New European research has found that children who watch TV programmes featuring healthy foods are more likely to make healthier food afterwards, which could help set healthy habits which last into adulthood.
Carried out by researchers at Tilburg University and Radboud University, the new study recruited 125 children aged 10 to 12 years old from five schools in the Netherlands, and asked them to watch 10 minutes of a Dutch television cooking show designed for children, which featured either healthy or unhealthy food.
After watching the programme, the kids were offered a choice of either a healthy snack, such as an apple or pieces of cucumber, or an unhealthy snack such as chips or salted pretzels, as a reward for participating in the study.
The findings showed that children who watched an episode of the show which featured healthy food were 2.7 times more likely to then choose a healthy food as a snack, compared to those who watched a different episode of the show featuring unhealthy food.
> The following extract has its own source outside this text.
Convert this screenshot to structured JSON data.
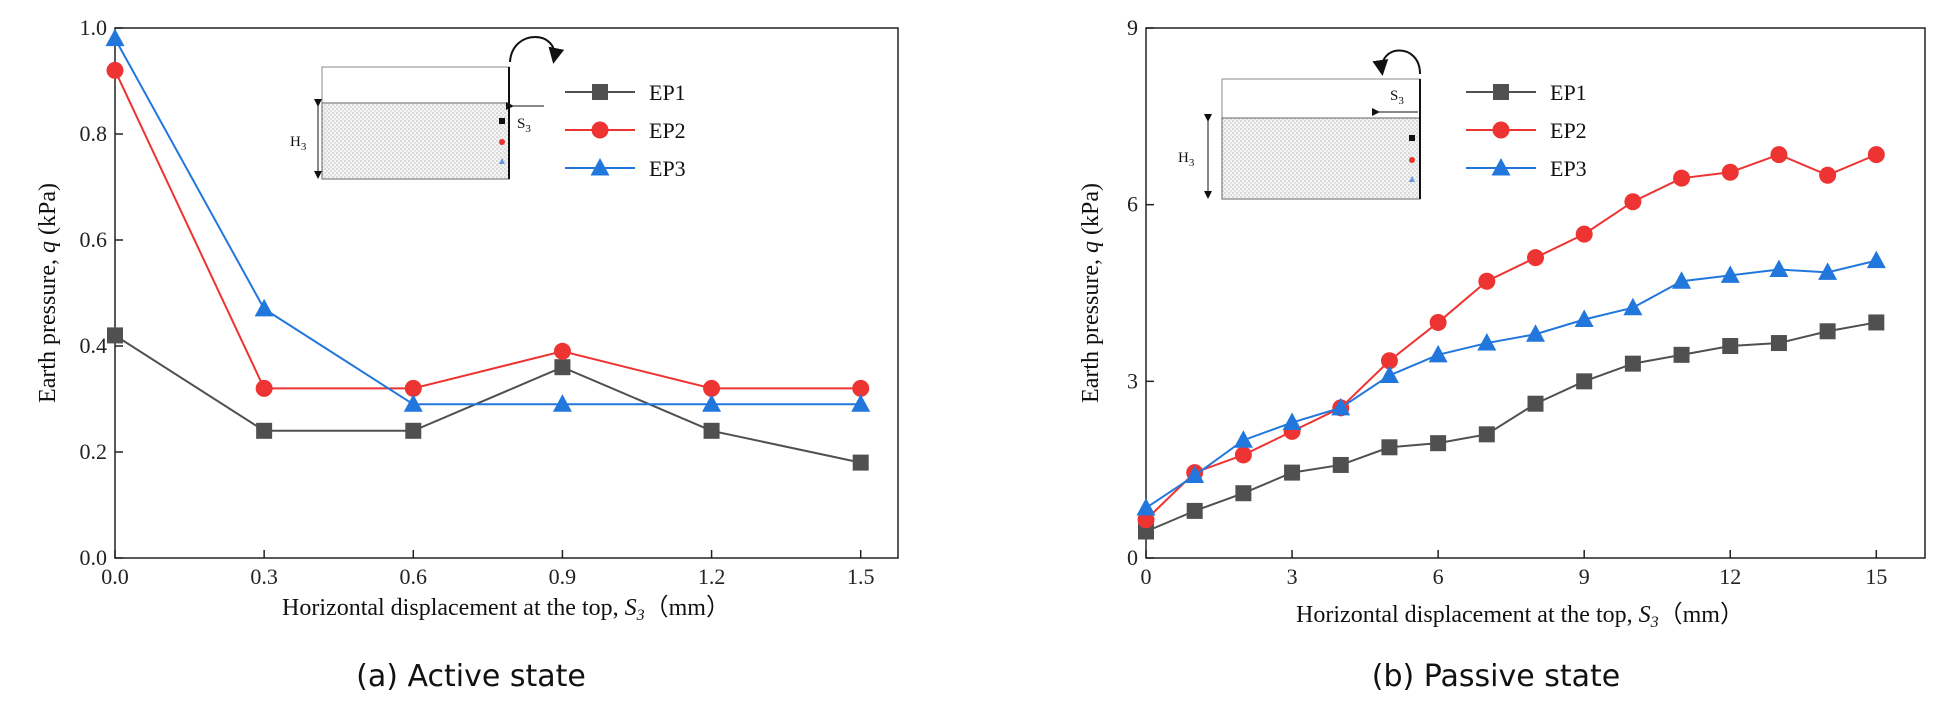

“The findings from this study indicate cooking programmes can be a promising tool for promoting positive changes in children’s food-related preferences, attitudes, and behaviours,” said lead author Frans Folkvord, Ph.D.
Dr Folkvord and the team also added that the effect of exposure to healthy foods on children, such as through watching TV shows, appears to be strongly influenced by their personality traits.
For example, they explain that children who don’t like new foods are less likely to want healthy foods after watching a TV programme featuring them than a child who does enjoy trying new foods.
However, as kids grow older they start to feel more responsible for their own food choices, and information they learned as children may now influence their eating habits. Therefore, the researchers say that watching programmes with healthier options can still have a positive impact on children’s behaviour, even if the effect is not seen immediately.
“The likelihood of consuming fruits and vegetables among youth and adults is strongly related to knowing how to prepare most fruits and vegetables. Increased cooking skills among children can positively influence their consumption of fruit and vegetables in a manner that will persist into adulthood,” Dr Folkvord added.